How to Manually Adjust the ISO Setting
Changing the ISO on your camera is an extremely simple task. The very first thing you need to concern yourself with, though, is if you’re using one of the camera modes that will allow for a manually altered ISO setting. For example, if you have your camera set to Auto, this option won’t be available. If you’re in one of the creative modes, it most likely won’t be available either. You’ll know this because when you push the button that controls the ISO menu, your camera will pop up a small warning that indicates the lack of availability.
I take a lot of photos in Program mode, so that’s what I’ll be using in this post. Alternatively, I could have used one of the manual modes, but I’ll stick with Program.
To manual set the ISO, I’ll push the button that’s labeled ISO on the top right portion of the camera.

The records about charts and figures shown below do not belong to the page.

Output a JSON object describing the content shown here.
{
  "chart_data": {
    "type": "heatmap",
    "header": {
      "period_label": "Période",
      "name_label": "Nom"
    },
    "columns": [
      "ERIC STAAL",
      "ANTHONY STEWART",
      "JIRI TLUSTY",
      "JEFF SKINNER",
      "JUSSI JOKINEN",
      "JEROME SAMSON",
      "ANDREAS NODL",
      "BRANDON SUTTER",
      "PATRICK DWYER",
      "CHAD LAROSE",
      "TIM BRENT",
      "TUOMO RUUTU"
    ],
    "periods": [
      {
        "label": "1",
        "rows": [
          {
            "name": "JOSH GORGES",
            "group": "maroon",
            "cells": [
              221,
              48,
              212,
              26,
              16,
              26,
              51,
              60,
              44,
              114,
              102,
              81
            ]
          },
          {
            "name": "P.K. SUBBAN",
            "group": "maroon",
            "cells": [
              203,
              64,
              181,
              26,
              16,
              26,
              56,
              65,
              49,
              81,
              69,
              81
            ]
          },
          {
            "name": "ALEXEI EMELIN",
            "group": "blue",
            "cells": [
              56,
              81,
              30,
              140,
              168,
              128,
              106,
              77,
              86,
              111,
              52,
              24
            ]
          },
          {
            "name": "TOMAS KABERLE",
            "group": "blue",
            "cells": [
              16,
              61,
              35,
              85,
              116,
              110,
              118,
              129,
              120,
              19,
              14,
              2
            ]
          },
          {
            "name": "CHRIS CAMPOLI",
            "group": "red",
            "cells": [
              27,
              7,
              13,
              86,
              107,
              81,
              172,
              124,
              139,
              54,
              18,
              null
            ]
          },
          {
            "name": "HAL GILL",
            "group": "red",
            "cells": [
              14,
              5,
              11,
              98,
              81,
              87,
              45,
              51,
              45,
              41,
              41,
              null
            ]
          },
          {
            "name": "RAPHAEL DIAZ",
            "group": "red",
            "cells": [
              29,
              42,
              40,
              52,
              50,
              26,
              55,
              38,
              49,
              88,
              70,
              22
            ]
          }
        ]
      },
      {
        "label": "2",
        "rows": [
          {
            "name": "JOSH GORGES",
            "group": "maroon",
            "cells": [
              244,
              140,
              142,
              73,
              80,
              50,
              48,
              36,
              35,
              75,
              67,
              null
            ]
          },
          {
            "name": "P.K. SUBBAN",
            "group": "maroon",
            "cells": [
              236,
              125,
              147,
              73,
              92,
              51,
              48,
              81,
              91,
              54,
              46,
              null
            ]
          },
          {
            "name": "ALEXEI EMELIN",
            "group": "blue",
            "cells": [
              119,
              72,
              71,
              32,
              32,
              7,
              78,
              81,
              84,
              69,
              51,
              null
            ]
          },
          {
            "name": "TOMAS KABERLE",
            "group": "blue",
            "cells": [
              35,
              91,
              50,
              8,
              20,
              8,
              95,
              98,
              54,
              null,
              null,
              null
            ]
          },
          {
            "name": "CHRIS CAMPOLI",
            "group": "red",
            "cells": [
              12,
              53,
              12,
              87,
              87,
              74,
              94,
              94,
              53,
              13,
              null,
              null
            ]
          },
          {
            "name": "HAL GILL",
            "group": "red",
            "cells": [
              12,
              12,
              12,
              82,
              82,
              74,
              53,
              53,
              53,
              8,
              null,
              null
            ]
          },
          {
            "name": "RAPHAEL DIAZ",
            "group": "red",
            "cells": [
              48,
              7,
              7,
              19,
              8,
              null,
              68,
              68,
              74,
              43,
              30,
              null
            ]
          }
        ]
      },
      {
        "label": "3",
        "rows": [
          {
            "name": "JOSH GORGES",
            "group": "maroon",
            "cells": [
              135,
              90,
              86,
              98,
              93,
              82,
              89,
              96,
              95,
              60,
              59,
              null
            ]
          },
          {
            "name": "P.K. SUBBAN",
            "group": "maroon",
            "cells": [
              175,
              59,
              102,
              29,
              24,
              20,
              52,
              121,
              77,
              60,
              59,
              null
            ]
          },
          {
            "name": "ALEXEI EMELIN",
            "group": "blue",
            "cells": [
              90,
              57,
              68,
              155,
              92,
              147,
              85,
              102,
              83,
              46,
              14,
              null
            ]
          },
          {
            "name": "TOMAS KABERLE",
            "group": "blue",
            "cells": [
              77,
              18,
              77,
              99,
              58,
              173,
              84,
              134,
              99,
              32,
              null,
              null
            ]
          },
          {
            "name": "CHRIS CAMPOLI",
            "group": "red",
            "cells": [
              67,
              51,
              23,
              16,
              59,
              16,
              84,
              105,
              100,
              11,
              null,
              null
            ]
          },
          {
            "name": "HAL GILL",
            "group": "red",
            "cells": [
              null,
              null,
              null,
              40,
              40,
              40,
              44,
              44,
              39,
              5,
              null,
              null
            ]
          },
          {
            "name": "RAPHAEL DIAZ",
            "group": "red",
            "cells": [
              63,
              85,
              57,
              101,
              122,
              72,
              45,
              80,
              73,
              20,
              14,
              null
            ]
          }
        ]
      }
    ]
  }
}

From there, to actually change the ISO setting, I’ll use either the dial that’s located directly in front of the ISO button on the top of the camera or the left and right arrow buttons that are located on the back of the camera. Either one of these options does the exact same thing. I’ll see all the changes I make right on the LCD screen on the rear of the camera.
After changing the ISO setting, I can either half way push the shutter button to accept the change, push the Set button on the back of the camera or simply push the ISO button again. Whatever options I choose, that new setting will have taken hold.
Now, I can go about my shooting.
How to Set an Upper ISO Limit While Shooting in Auto
Most people use the Auto ISO setting much more than any other option. This way, the camera will choose its own ISO setting that works the best with whatever lighting is available. The problem with using auto though, especially when taking advantage of one of the manual modes, such as shutter priority or aperture priority, is that the camera can select an ISO setting that’s far too high for comfort. If you enjoy using high ISO settings and you’re comfortable with that, by all means, leave this setting at 6400, which is currently the highest the Auto setting will bring it to. But if you’re like me and you like to keep the ISO setting in check, you’ll most likely set the limit to 3200 or lower.
To set an upper ISO limit for my camera, I’ll press the Menu button that’s located on the back of it.
Next, I’ll push either the left or the right arrow buttons to navigate to the third panel from the left. After that, I’ll use the down arrow button to navigate to the ISO setting and finally, I’ll use the Set button to enter into the next menu.
After doing all this, I should see a drop-down appear that gives me a few options. Generally, the ISO options will begin at 400 and go all the way to 6400. I’ll set mine to 3200. To accept that, I’ll press Set again.
Finally, to get out of the menu, I’ll press the shutter button half way. That will bring me back to shooting mode. As you can see from the above photo, I changed and the camera accepted the new ISO setting.
That’s all there is to it. I hope I clearly explained how to change the ISO setting on a Canon Rebel digital camera as well as how to set the upper limit of the Auto ISO mode. If you have any questions or comments regarding this post, please let me know in the comment section below. Thanks for reading!